Yesterday was the 25th anniversary of the terrible accident that destroyed the space shuttle Challenger and killed her crew. I was watching the launch that Tuesday morning in 1986; maybe you were too.
That tragedy is something people who saw it will never forget. The other thing from that day that has stayed with me was the speech President Reagan gave that night. It was truly touching – and after all these years, brought tears to my eyes when I heard it again yesterday.
If you recall it, I’m sure you remember how it ended: We will never forget them, nor the last time we saw them, this morning, as they prepared for their journey and waved goodbye and “slipped the surly bonds of earth” to “touch the face of God.”
That beautiful imagery was exceprted from a poem entitled High Flight, written by pilot John Gillespie Magee, Jr. Magee was an American who served with the Royal Canadian Air Force during World War II (before the United States entered the war effort). He was killed at the age of 19 while on active duty in England. Shortly before his death, he penned the now-famous poem after a spectacular Spitfire training flight in which he flew to 33,000 feet.
When I visited the Air Force Academy with my father in 1990, I came across the poem in their gift shop. I was so moved by it, I purchased a copy.
Read it, and you’ll understand why it’s become a favorite of pilots and astronauts alike:
- Oh! I have slipped the surly bonds of Earth
- And danced the skies on laughter-silvered wings;
- Sunward I’ve climbed, and joined the tumbling mirth
- of sun-split clouds, — and done a hundred things
- You have not dreamed of — wheeled and soared and swung
- High in the sunlit silence.
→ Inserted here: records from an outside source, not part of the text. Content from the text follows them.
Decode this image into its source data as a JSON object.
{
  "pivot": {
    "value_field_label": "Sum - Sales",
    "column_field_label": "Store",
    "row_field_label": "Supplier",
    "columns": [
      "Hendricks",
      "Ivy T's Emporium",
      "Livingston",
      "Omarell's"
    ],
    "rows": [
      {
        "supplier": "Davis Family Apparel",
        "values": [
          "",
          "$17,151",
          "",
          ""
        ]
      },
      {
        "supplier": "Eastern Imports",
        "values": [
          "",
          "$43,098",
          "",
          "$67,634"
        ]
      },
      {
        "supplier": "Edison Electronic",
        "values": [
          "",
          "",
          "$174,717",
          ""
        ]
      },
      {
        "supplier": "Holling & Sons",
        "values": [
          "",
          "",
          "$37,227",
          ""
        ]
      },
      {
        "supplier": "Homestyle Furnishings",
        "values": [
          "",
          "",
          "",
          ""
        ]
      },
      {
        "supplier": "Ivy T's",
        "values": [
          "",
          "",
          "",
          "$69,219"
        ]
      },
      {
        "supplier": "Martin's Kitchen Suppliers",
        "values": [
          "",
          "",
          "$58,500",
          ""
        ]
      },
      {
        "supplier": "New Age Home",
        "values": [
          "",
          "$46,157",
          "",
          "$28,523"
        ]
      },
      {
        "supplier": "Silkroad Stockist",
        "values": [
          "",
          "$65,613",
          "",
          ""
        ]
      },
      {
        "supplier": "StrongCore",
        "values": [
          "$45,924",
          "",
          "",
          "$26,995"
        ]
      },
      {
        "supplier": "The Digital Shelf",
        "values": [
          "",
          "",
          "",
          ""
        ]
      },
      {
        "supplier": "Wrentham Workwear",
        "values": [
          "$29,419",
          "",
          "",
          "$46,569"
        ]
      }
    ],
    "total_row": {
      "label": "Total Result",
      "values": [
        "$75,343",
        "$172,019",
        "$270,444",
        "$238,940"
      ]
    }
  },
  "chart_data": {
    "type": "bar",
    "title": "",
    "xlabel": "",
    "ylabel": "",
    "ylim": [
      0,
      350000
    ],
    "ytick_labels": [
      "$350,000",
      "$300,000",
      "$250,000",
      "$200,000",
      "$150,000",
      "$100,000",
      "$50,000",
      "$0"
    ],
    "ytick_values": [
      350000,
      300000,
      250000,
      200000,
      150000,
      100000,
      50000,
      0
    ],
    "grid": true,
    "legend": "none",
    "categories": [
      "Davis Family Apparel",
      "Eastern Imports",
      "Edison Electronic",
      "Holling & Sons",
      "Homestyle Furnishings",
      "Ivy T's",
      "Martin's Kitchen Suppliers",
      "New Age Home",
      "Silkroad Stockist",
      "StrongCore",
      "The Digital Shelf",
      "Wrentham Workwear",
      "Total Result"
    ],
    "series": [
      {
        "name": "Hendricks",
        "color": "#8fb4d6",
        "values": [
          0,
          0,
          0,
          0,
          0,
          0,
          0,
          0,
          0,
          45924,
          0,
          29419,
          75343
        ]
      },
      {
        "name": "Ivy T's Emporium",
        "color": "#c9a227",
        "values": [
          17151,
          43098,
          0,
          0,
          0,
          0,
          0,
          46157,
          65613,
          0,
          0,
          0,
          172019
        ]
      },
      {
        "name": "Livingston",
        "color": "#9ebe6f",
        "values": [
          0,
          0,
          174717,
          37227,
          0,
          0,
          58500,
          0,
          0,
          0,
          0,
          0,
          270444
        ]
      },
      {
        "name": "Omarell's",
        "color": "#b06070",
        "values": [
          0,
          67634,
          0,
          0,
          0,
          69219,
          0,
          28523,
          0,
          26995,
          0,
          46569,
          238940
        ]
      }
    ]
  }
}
Hov’ring there,
- I’ve chased the shouting wind along, and flung
- My eager craft through footless halls of air….
- Up, up the long, delirious, burning blue
- I’ve topped the wind-swept heights with easy grace.
- Where never lark or even eagle flew —
- And, while with silent lifting mind I’ve trod
- The high untrespassed sanctity of space,
- Put out my hand, and touched the face of God.
In memory of all the astronauts who have lost their lives supporting NASA’s mission of exploration:
Dick Scobee, Mike Smith, Judy Resnik, Ron McNair, Greg Jarvis, El Onizuka, and Christa McAuliffe (crew of Challenger), Gus Grissom, Roger Chafee, and Ed White (crew of Apollo 1), and Rick Husband, William McCool, Kalpana Chawla, David Brown, Laurel Clark, Michael Anderson, and Ilan Ramon (crew of Columbia).